Les Nations unies ont salué le dénouement d’une affaire qui avait soulevé “une série de préoccupations en matière de droits humains”. La justice américaine le poursuivait pour avoir rendu publics à partir de 2010 plus de 700.000 documents confidentiels sur les activités militaires et diplomatiques américaines, en particulier en Irak et en Afghanistan.

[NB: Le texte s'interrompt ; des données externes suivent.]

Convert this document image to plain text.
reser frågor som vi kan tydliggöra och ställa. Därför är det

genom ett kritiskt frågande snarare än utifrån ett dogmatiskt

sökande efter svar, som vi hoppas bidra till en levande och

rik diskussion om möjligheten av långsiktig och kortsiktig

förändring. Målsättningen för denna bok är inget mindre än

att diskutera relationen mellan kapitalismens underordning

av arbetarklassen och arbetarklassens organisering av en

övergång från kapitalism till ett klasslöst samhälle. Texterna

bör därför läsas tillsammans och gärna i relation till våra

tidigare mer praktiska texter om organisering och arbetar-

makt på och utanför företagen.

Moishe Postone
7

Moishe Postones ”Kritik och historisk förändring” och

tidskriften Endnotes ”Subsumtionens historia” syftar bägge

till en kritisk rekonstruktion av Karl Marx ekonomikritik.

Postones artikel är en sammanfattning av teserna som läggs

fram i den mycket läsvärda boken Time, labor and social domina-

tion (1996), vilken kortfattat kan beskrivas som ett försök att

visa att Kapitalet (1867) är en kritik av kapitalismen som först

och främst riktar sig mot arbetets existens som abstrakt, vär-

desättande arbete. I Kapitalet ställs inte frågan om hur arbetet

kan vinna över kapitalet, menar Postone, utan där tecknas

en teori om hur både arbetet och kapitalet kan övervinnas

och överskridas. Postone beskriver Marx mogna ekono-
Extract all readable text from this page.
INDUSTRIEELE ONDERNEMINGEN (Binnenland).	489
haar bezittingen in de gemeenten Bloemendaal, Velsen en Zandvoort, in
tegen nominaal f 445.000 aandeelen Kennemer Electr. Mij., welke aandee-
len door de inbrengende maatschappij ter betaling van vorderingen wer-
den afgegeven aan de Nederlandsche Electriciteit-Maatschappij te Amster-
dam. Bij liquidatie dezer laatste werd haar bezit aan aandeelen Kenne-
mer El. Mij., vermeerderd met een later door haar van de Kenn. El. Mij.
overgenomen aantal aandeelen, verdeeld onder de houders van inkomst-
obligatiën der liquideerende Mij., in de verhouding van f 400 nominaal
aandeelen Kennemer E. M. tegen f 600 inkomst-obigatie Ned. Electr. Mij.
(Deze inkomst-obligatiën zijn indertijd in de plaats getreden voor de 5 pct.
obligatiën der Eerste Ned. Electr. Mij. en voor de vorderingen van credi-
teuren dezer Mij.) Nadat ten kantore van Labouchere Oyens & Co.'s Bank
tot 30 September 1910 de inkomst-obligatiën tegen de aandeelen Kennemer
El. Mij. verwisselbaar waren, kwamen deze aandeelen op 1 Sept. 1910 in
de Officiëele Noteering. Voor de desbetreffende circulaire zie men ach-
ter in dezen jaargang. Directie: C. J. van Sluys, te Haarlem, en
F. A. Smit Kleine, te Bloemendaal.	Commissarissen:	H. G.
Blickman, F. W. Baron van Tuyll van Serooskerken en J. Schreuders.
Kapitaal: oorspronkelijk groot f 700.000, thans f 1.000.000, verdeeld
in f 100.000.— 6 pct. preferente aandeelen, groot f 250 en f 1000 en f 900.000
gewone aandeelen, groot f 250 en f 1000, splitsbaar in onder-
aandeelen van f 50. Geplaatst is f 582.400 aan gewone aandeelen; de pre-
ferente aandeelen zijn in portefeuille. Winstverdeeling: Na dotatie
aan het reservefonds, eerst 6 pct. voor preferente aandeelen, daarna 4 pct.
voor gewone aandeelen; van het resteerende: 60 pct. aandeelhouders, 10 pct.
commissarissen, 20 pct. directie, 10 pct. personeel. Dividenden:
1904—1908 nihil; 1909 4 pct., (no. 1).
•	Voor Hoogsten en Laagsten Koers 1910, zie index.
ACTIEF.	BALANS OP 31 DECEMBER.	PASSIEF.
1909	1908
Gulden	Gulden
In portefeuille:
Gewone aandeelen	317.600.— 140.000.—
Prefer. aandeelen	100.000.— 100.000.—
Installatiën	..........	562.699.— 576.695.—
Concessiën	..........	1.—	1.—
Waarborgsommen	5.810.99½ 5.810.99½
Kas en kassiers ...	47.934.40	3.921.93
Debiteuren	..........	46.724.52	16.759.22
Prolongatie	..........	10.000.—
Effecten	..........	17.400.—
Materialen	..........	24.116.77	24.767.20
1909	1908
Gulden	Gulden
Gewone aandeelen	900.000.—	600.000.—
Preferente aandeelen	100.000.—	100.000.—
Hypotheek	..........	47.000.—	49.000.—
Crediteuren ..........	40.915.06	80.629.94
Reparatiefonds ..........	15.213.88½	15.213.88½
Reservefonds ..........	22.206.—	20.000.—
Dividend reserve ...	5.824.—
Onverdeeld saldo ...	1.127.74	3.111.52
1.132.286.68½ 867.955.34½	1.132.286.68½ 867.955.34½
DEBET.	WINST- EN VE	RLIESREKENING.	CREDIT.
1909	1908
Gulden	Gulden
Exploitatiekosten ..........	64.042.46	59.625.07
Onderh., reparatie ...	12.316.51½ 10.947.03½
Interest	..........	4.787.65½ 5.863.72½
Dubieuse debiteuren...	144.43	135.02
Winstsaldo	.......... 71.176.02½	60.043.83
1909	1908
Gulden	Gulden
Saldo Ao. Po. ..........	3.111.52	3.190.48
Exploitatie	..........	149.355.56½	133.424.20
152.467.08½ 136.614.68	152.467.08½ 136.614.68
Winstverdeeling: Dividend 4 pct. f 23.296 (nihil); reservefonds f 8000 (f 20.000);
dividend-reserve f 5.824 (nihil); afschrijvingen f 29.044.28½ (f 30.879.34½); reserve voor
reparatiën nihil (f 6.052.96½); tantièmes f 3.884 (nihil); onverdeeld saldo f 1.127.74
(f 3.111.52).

Parmi eux, une vidéo montrant des civils, dont un journaliste de l’agence Reuters et son chauffeur, tués par les tirs d’un hélicoptère de combat américain en Irak en juillet 2007. Visé par 18 chefs d’accusation, Julian Assange encourait en théorie jusqu’à 175 ans de prison. Chelsea Manning, condamnée en 2013 à 35 ans de prison par une cour martiale, a été libérée au bout de sept ans après commutation de sa peine par le président Barack Obama.
Le fondateur de WikiLeaks a été arrêté par la police britannique en avril 2019, après sept ans passés dans l’ambassade d’Équateur à Londres pour éviter son extradition vers la Suède dans une enquête pour viol, classée sans suite la même année.